Wikipédia en délire : Drumont et le sionisme

Lu sur la notice « Sionisme » de Wikipedia ce début de paragraphe hallucinant visant à expliquer que « tous les antisémites historiques n’ont cependant pas été antisionistes » :

Édouard Drumont, fondateur d’une ligue nationale antisémitique de France en 1890, s’enthousiasme pour le livre de Herzl, L’État juif, et participe au premier congrès sioniste de Bâle en 1897.

« S’enthousiasme », « participe »… Drumont ne s’enthousiasma pour rien du tout… Il rendit compte de la publication en revue du texte d’Herzl pour dire que ce qu’il venait de lire confirmait ce qu’il avait toujours dit, à savoir que les juifs « constituent une race » et, s’il ne s’enthousiasma pas, il vit avec un certain plaisir le projet qu’un juif pouvait proposer à ses coreligionnaires de quitter la France (« Une solution de la question juive », La Libre Parole, 16 janvier 1897) : « Les juifs font leur bonheur en faisant le nôtre » (« Le congrès de Bâle. Le sionisme », La Libre Parole, 30 août 1897). Mais surtout, ce que Drumont aimait en Herzl, dans la lecture qu’il avait pu en faire, était avant tout – pure instrumentalisation – une expression, celle de « légitime défense » qu’il avait employée pour qualifier l’attitude de certains antisémites. C’est ainsi qu’il notait :

Pour aujourd’hui nous ayons simplement voulu montrer une fois de plus combien les idées qui excitent encore les quolibets et les haussements d’épaules de certains plaisantins retardataires, préoccupent les penseurs sérieux d’Israël qui, en réalité, sont, comme je l’ai dit, d’accord avec nous sur les points essentiels. Ils ne voient pas en nous des énergumènes, des maniaques, des êtres barbares et sans cœur, mais des citoyens qui usent du droit de légitime défense. Le mot est en toutes lettres dans le docteur Herzl. L’Antisémitisme est pour chaque pays une question exclusivement nationale, une question économique et sociale, une question de légitime défense. Nous n’avons jamais dit autre chose. (« Une solution de la question juive », La Libre Parole, 16 janvier 1897)

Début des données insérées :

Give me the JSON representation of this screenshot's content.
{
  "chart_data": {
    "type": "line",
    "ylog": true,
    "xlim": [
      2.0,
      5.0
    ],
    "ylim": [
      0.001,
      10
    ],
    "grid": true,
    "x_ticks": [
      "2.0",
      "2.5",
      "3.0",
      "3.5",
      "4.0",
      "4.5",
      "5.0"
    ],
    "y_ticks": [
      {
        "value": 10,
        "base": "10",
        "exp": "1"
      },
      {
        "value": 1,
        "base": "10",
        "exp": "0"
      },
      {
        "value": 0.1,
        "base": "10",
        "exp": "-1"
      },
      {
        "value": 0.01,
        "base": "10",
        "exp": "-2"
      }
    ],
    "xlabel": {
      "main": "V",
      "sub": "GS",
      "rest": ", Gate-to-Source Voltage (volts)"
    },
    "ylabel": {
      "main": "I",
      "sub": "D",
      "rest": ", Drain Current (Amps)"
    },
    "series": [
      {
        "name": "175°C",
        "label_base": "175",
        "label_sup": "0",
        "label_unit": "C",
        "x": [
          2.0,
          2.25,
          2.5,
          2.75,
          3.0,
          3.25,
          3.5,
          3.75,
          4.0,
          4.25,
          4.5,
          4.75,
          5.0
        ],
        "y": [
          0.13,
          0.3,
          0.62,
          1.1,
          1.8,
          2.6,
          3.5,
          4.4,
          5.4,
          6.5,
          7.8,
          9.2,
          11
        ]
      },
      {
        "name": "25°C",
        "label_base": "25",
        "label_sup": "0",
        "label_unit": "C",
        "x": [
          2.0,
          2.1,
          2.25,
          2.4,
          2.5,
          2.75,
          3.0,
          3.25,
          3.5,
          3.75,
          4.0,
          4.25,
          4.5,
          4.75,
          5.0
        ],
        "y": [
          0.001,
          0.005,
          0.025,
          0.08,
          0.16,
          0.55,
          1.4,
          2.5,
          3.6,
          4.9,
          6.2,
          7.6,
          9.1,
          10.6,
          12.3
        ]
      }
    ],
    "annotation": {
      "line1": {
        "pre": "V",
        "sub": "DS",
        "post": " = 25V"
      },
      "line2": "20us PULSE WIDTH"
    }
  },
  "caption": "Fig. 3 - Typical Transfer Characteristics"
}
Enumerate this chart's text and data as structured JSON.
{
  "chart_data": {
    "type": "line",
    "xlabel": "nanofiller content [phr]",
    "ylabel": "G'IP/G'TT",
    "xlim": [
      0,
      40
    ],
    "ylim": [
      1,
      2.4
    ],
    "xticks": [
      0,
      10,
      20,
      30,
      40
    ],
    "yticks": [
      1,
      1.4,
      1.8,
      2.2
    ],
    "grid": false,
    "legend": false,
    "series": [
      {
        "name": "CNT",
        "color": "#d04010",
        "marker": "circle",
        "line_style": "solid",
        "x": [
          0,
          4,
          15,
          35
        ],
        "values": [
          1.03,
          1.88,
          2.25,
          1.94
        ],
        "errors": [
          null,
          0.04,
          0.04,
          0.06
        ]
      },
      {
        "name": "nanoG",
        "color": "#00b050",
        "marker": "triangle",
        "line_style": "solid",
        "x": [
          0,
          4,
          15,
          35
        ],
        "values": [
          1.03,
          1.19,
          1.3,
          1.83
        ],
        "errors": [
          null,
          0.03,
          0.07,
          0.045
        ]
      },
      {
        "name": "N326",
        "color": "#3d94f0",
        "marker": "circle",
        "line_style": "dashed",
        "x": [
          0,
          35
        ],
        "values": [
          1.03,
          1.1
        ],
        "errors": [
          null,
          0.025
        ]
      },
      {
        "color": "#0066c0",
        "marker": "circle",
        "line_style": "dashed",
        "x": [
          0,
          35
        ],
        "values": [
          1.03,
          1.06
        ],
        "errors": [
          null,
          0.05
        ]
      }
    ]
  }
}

Drumont ne « participa » pas au premier congrès de Bâle. À quel titre y aurait-il participé ? Un « correspondant particulier » le couvrit pour son journal – comme ce fut le cas pour tous les journaux – et c’est tout ! Ce n’est pas autre chose que ce que dit Grégoire Kauffmann dans son Drumont (Perrin, 2008, p. 318), référence pour le moins abusive donnée en note dans la notice Wikipédia pour justifier cette « participation »… Et Drumont et ses amis furent tellement enthousiastes, que l’année suivante, au paroxysme de l’Affaire, c’est en ces termes que Jean Froissard parlait du deuxième congrès dans La Libre Parole : 

Il a une bonne presse, ce congrès. Des journaux graves lui consacrent des colonnes, le protestantisme et le Judaïsme s’unissent dans une touchante communauté pour célébrer Herzl et Mandelstam, et dans la salle du casino de la ville de Bâle, Jéhovah est Dieu et Bernard Lazarre [sic] est son prophète. C’est tout juste si le portrait de Dreyfus ne figure pas à la place consacrée au Christ dans les congrès chrétiens.
En réalité, ce congrès sioniste est tout simplement un des épisodes de la campagne en faveur de Dreyfus dont les étrangers, soutenus par quelques Français oublieux de leur patrie et de leur devoir, nous infligent depuis un an et demi l’abominable spectacle.
Nous les retrouvons là, les Max Nordau, les Bernard Lazare, et tutti quanti, les avocats du traître ; sous prétexte de Sionisme, on acclame Zola, Trarieux et Scheurer-Kestner, et dans les intervalles des séances publiques, la presse juive et judaïsante, dont les correspondants pullulent, prépare ses nouvelles campagnes antifrançaises dont nous verrons bientôt les effets.